Die „Treffen“ oder Tinku finden in den Markas oder Stadtzentren statt, da wo die koloniale Kirche, das Rathaus, das Gasthaus und die Schule stehen. Die Zentren, die in der Kolonialzeit Pueblos de Indios genannt wurden, wurden nach dem Vorbild der spanischen Ortschaften während der zweiten Hälfte des 16. Jahrhunderts auf Befehl des Vizekönigs Francisco de Toledo errichtet. Dörfer wie San Pedro de Macha, Aymaya, Pocoata, Chayanta und Torotoro sind zu bestimmten Zeiten die Zentren, wo die Campesinos und Campesinas zusammenkommen, um das Tinkuritual zu vollziehen, heute meist am katholischen Feiertag des Señor de la Cruz, dem 3. Mai. Darüber hinaus wird der Tinku überall in den Altiplanogemeinden im Norden von Potosí und im Süden von Oruro praktiziert. Laymis und Jukumaris, Chullpas und Kakachacas führen den uralten Brauch des Krieges zwischen den Ayllus fort.

Die Dorfgemeinschaften, die zum Tinku gehen, nehmen oft stundenlange Fußmärsche auf sich, bevor sie gruppenweise und zum Klang der Jula Jula beim Marka (Ortszentrum) ankommen. Jula Jula ist ein Blasinstrument und der Zampoña (fälschlicherweise in Europa oft als Panflöte bezeichnet, obwohl sie der rumänischen Panflöte nur äußerlich verwandt ist) ähnlich, nur dass er aus nur drei oder vier Rohren besteht. Charakteristisch für dieses Instrument ist eine Fünftonleiter. Auch der Jula Jula ist ein Überlebender aus der präkolombianischen Zeit, als der Mensch das Instrument entwickelte, um das Echo des Windes in rituelle Musik zu überführen. Er wird in Gruppen von zehn bis zu 50 Personen gespielt. Die Kinder sind von klein auf Teil dieses Rituals, sie tanzen zu dieser Musik zusammen mit den Alten in Schlangenbewegungen. Jung und Alt bewegen sich zu den Windhauchliedern, deren uralte Melodien so weitergegeben und erinnert werden. Es ist unmöglich, dass der Jula Jula ohne Ritual und ohne Fest erklingt.

Die Kleidung spielt beim Tinku eine wichtige Rolle. Sie zeigt das Ansehen der Familien. Neue Webarbeiten sind ein Zeichen dafür, dass die Frauen der Familien fleißig waren. Es werden deshalb stolz die farbenfrohen und sehr auffälligen aguayos (Schultertücher oder Decken) und Jacken getragen. Oft mit aufwändigen Stickereien verziert, die Flora und Fauna zeigen, sind sie für Frauen und Männer gleich. Die Kopfbedeckungen sind eine Art Helm aus verstärktem Rindsleder und erinnern an die Helme der Spanier. Sie werden mit langen gefärbten Federn und anderen Verzierungen geschmückt. An der Kopfbedeckung kann man jede einzelne Person der Gruppe erkennen.

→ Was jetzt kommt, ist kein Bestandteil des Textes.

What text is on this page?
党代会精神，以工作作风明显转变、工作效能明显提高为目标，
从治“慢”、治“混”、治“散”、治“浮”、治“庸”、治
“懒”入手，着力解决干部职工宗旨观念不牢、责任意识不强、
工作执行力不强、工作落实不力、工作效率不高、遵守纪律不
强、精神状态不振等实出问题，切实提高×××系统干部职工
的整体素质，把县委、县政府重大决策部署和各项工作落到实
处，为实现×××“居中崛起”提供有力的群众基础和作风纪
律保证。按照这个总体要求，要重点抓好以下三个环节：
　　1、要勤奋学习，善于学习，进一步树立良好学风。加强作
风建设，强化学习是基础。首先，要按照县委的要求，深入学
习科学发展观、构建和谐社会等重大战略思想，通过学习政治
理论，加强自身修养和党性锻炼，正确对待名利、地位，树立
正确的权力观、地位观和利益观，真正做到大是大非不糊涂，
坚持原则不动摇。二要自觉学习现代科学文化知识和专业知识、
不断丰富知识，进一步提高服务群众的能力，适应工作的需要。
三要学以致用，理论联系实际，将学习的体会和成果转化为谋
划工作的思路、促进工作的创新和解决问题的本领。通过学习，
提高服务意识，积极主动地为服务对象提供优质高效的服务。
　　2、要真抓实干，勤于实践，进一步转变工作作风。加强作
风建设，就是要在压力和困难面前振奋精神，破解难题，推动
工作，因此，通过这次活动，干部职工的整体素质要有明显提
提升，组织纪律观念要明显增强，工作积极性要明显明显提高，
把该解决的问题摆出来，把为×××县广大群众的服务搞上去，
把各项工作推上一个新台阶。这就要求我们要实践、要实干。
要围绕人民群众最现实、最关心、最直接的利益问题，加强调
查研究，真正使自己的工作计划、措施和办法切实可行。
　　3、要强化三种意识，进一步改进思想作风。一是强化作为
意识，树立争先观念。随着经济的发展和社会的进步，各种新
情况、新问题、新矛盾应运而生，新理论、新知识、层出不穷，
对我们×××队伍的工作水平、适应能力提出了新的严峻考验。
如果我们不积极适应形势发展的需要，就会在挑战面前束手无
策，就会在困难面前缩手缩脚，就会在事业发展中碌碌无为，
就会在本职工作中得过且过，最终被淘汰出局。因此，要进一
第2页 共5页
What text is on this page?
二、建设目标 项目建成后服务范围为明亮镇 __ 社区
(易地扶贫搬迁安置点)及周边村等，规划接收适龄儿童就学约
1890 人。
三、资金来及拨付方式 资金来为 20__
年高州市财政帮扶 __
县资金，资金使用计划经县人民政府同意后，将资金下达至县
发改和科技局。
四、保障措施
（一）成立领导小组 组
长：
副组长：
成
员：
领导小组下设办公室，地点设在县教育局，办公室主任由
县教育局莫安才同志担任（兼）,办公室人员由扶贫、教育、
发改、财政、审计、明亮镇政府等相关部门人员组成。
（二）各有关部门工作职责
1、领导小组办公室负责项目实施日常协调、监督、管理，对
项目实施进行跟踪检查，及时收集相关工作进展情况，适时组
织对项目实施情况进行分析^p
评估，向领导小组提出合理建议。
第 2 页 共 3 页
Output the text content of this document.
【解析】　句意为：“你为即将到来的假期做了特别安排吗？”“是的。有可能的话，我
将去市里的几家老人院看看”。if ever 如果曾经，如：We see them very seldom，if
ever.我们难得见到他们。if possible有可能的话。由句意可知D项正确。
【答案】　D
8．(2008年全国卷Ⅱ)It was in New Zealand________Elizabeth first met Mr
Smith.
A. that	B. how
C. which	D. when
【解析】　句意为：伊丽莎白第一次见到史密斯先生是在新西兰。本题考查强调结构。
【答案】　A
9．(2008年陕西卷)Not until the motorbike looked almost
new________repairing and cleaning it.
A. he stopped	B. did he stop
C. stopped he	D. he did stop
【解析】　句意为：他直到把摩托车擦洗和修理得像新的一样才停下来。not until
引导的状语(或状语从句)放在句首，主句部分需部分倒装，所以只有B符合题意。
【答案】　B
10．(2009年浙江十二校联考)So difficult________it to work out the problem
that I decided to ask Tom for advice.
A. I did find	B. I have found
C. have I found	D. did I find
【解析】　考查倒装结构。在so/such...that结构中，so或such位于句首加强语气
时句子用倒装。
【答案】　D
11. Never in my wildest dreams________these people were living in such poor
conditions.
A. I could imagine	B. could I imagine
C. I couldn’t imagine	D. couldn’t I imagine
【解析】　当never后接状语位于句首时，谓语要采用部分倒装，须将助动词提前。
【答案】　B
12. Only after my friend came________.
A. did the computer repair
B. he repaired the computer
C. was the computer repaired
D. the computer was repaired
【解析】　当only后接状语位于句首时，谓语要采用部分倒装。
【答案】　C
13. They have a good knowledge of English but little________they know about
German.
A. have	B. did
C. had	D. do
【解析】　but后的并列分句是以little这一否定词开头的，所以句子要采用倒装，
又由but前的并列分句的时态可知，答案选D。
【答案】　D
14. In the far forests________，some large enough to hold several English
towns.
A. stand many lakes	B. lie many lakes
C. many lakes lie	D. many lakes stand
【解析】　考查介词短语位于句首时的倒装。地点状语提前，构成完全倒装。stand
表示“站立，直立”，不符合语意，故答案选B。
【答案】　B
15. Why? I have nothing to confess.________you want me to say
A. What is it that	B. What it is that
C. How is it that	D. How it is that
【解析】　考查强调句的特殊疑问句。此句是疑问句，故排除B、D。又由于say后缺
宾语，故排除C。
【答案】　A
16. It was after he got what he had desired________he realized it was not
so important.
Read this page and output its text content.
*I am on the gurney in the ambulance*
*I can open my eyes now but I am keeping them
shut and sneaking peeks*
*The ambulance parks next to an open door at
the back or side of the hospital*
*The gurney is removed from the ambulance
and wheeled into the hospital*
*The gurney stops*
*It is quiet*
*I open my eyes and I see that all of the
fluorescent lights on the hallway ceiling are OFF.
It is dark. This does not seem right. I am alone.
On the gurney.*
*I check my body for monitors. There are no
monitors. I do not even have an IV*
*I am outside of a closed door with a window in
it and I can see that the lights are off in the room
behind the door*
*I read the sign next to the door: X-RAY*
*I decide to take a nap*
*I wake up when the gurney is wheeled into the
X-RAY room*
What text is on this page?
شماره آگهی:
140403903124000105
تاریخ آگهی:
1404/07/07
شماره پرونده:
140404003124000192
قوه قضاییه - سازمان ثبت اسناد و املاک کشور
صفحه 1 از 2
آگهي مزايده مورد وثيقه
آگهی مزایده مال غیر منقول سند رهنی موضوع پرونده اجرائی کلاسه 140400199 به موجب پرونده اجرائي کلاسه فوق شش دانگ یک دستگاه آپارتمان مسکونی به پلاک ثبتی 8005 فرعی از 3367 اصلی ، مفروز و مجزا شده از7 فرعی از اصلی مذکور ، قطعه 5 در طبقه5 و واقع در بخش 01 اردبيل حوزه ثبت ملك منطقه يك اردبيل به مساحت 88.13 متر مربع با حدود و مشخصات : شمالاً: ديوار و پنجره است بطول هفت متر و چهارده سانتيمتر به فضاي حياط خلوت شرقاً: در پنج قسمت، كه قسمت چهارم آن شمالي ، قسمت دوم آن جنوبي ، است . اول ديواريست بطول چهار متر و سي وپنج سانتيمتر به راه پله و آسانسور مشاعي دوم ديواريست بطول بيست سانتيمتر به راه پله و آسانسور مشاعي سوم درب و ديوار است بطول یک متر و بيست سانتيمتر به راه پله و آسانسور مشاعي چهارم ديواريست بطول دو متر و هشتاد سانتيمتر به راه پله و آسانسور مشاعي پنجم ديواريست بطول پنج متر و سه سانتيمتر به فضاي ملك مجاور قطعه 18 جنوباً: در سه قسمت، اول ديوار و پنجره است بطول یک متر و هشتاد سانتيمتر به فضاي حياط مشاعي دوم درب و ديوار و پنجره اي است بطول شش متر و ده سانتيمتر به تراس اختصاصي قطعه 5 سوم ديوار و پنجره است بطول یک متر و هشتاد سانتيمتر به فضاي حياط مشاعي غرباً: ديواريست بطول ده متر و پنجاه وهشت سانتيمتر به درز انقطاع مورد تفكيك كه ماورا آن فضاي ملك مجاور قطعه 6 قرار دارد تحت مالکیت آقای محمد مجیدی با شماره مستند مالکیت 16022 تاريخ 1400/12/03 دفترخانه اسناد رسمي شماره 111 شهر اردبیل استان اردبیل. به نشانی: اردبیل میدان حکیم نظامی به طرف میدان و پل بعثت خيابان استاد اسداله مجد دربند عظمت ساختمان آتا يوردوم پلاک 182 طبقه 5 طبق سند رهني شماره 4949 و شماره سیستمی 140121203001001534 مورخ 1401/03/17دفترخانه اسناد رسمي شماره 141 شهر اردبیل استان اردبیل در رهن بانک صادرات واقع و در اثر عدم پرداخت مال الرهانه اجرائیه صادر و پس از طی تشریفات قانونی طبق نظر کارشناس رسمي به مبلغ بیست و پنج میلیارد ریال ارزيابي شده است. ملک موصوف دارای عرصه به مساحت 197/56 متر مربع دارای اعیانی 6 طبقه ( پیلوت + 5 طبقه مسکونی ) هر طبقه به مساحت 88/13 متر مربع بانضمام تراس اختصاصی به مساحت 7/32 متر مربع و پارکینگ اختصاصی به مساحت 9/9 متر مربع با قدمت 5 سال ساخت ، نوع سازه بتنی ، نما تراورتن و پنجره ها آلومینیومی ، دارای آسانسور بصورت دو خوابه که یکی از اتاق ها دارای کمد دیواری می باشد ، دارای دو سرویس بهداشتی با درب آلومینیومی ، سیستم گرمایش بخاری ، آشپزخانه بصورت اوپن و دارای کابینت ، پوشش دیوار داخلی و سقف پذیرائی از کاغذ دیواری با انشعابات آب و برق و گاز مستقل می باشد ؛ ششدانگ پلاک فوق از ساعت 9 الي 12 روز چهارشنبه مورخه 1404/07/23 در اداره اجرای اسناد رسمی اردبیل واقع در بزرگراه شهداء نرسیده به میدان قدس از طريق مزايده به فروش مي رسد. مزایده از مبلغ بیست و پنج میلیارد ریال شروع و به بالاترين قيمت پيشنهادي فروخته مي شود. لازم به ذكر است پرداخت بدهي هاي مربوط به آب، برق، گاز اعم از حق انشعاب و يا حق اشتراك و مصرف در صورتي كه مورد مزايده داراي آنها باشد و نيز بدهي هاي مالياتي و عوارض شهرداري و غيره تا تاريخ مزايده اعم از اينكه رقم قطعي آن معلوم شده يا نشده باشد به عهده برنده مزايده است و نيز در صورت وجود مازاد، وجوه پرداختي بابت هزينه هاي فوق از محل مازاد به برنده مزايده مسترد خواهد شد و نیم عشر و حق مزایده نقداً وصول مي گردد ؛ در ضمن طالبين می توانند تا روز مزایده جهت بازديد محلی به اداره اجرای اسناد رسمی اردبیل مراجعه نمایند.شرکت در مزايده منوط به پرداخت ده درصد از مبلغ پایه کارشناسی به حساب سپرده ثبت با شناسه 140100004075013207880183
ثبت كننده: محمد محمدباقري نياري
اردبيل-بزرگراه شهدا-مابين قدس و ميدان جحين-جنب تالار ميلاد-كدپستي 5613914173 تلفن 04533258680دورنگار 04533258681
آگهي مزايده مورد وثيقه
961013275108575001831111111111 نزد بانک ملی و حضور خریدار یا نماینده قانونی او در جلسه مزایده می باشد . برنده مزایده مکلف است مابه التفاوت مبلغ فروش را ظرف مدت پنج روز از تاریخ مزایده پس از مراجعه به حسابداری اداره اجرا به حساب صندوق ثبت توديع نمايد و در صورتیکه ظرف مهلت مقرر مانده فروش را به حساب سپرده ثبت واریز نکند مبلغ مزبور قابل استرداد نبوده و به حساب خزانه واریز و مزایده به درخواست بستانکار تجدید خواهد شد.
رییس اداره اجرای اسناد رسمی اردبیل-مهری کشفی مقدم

Wenn die Gruppen bei der Marca ankommen, entbieten sie der Jungfrau Maria vor der Kirche einen musikalischen Gruß (hier hat der Katholizismus die Mutter Erde durch Maria ersetzt) und gehen dann zu den Häusern, die jede Gemeinde für diese Gelegenheit angemietet hat. Dort werden dann die Jula Jula abgelegt und durch die kleinen Charangos (traditionelles Zupfinstrument) ersetzt. Diese Instrumente aus Holz und Metalldrähten werden im sogenannten Quinsatemple (Dreiton-)Rhythmus gespielt. Zum Takt der Charangos und den Gesängen der Frauen, die die Tänzer (Mit’anis) mit ihren durchdringenden Stimmen, den traditionellen Huayños, begleiten, wird durch die Straßen der Marca oder in den Ecken des Hauptplatzes, auf dem das Treffen stattfindet, getanzt.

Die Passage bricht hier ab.